Jakarta – Menteri Keuangan Purbaya Yudhi Sadewa optimistis pertumbuhan ekonomi Indonesia dapat menembus angka 6 persen. Ia mendasarkan optimisme tersebut pada kinerja ekonomi nasional dan laporan terbaru Badan Pusat Statistik (BPS).
Strategi Dorong Pertumbuhan ke 6 Persen
Untuk mencapai target itu, pemerintah menyiapkan sejumlah langkah strategis. Pemerintah memprioritaskan ketersediaan likuiditas di pasar agar aktivitas dunia usaha terus berjalan lancar.
“Likuiditas di pasar kami pastikan tersedia.

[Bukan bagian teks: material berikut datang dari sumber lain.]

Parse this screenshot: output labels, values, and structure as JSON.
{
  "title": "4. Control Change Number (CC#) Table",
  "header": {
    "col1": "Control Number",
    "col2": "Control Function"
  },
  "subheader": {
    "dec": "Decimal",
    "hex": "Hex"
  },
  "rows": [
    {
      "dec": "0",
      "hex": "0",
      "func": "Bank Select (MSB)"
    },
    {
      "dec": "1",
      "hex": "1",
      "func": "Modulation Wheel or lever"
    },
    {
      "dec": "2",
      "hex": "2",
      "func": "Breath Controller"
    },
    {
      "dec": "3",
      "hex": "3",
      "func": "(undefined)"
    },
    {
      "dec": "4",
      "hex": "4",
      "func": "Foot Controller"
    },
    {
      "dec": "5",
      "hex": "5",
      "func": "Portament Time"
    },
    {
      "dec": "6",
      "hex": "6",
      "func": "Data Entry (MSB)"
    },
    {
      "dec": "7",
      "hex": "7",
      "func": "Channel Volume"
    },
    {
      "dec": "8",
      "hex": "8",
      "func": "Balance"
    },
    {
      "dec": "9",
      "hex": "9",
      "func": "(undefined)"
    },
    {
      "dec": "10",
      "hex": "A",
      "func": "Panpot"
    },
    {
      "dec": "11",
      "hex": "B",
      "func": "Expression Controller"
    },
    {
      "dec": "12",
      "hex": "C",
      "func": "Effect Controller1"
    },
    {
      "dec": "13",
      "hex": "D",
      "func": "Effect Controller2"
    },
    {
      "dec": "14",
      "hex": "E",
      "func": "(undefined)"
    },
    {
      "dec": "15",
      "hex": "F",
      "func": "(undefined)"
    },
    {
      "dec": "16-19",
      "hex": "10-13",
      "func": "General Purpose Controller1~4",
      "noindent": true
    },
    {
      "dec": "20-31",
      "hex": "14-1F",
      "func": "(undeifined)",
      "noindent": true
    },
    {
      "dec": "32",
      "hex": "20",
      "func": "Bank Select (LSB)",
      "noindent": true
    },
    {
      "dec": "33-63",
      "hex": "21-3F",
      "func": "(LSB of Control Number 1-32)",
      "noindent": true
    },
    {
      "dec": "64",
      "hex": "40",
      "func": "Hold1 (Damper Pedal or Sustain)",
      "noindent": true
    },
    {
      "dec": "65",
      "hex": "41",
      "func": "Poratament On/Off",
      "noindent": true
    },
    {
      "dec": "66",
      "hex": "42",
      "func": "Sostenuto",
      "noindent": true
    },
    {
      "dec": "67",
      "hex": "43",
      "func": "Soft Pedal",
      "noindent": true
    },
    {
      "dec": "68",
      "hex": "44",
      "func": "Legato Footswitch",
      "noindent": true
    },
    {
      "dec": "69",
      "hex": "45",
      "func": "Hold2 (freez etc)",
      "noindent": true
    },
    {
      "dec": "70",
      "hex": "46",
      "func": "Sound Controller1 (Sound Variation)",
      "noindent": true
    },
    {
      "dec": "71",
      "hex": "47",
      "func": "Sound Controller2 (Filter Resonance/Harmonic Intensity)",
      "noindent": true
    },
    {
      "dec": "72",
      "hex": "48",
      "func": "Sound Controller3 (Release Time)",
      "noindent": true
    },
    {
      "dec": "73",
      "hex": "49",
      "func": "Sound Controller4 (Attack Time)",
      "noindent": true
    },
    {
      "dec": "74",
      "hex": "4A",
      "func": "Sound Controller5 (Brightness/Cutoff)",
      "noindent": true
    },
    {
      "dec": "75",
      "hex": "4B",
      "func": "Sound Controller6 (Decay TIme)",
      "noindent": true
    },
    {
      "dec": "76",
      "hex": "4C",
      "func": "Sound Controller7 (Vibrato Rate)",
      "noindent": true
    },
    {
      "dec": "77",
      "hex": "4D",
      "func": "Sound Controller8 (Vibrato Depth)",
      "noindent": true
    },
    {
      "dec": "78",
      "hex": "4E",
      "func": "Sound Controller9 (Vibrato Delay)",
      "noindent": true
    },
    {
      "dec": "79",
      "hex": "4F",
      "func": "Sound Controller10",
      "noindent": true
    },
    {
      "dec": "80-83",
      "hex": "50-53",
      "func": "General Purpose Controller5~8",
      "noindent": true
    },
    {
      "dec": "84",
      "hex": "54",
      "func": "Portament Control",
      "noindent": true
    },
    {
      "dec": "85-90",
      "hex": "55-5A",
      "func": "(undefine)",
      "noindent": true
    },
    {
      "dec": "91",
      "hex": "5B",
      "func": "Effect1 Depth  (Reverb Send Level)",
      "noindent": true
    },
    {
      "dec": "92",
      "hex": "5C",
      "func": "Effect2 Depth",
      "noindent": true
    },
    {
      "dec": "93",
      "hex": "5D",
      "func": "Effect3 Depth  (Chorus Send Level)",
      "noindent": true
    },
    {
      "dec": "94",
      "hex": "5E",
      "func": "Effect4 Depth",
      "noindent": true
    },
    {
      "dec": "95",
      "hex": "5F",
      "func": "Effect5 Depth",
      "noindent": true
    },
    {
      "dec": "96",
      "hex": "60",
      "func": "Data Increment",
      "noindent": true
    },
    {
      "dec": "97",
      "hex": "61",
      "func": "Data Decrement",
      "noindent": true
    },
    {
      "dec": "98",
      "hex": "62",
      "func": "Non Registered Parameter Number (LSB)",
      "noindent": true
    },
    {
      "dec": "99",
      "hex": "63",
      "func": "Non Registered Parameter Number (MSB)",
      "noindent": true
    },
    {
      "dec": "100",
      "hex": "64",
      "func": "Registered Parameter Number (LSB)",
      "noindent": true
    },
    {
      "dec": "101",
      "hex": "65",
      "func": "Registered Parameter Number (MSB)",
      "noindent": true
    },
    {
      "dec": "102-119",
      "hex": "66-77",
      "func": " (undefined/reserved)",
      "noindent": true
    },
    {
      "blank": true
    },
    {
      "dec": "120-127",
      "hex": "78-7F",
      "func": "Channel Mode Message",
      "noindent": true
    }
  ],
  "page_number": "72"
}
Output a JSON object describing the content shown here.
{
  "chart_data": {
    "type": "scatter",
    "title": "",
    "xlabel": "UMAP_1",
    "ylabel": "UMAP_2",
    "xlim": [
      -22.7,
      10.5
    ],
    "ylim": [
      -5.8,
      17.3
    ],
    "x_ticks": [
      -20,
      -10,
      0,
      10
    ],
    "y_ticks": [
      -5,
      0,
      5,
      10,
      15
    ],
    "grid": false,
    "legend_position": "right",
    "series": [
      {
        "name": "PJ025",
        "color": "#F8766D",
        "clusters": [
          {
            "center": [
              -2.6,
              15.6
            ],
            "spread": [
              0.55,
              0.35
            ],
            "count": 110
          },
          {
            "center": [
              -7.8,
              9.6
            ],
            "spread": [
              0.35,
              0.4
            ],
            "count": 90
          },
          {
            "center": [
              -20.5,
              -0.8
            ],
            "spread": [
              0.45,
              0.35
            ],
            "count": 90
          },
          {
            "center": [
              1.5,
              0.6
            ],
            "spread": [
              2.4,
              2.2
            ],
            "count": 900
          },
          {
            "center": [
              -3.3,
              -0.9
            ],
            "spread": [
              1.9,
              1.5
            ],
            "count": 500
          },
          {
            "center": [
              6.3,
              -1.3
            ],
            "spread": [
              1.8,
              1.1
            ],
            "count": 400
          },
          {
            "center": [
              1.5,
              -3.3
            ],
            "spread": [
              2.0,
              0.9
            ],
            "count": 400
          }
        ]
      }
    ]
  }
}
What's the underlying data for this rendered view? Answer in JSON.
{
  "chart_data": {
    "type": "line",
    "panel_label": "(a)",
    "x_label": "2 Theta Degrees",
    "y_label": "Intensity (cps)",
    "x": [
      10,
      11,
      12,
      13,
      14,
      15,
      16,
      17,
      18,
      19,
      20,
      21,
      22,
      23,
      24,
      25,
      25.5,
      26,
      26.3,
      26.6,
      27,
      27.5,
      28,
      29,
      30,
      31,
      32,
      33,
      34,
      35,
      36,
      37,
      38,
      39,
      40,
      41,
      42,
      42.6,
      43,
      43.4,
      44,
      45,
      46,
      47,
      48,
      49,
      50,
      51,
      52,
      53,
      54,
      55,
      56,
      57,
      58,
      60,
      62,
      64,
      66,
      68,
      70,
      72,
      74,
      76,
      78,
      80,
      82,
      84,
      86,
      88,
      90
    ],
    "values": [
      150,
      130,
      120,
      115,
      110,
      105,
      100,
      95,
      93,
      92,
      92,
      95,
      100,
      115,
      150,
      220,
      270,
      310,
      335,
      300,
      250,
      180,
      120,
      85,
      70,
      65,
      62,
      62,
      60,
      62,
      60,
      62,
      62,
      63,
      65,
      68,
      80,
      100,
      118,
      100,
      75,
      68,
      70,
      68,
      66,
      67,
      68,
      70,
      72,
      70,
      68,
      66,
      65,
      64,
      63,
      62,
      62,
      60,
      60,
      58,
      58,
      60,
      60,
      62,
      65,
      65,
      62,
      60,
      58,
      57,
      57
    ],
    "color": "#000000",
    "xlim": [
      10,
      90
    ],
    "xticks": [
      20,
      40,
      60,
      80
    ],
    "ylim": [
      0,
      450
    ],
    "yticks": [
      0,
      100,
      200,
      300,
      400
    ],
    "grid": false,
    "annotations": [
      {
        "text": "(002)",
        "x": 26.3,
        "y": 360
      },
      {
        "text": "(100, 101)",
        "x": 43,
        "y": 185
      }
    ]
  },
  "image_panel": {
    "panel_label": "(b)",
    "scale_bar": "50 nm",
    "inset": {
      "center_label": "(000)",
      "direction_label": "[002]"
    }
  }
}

Perbankan berjalan dengan baik. Dunia usaha tidak mengalami kesulitan mengakses pembiayaan,” ujar Purbaya di Istana Kepresidenan, Kamis (5/2/2026).
Belanja Negara dan Iklim Investasi Dipercepat
Selain menjaga likuiditas, pemerintah mengoptimalkan kebijakan fiskal. Pemerintah mempercepat realisasi belanja negara sejak awal tahun untuk mendorong pertumbuhan ekonomi.
“Di sisi fiskal, kami mendorong belanja agar tepat waktu dan cepat di awal tahun. Pada saat yang sama, kami terus memperbaiki iklim investasi,” lanjutnya.
Sinergi Fiskal dan Moneter
Purbaya menambahkan, pemerintah terus memperkuat koordinasi dengan otoritas moneter. Melalui langkah ini, pemerintah berharap kebijakan fiskal dan moneter berjalan selaras.
“Kalau melihat kondisinya, kelihatannya bisa berjalan,” ujarnya.
Ekonomi 2025 Tumbuh Tertinggi dalam Tiga Tahun
Sementara itu, Badan Pusat Statistik mencatat pertumbuhan ekonomi Indonesia sepanjang 2025 mencapai 5,11 persen. Angka tersebut menjadi yang tertinggi sejak 2022 atau dalam tiga tahun terakhir.
Kepala BPS Amalia Adininggar Widyasanti menjelaskan bahwa nilai Produk Domestik Bruto (PDB) Indonesia atas dasar harga berlaku pada 2025 mencapai Rp 23.821,1 triliun.
“Secara kumulatif, ekonomi Indonesia sepanjang 2025 tumbuh sebesar 5,11 persen,” kata Amalia dalam konferensi pers di Kantor BPS, Kamis (5/2/2026).
Konsumsi Rumah Tangga Jadi Penopang Utama
Berdasarkan pengeluaran, konsumsi rumah tangga menjadi kontributor terbesar terhadap PDB nasional. Komponen ini tumbuh 4,98 persen dan memberi kontribusi sebesar 53,88 persen.
Pertumbuhan konsumsi sejalan dengan meningkatnya aktivitas dan mobilitas masyarakat. Sejumlah sektor mencatat kinerja positif, antara lain restoran dan hotel serta transportasi dan komunikasi.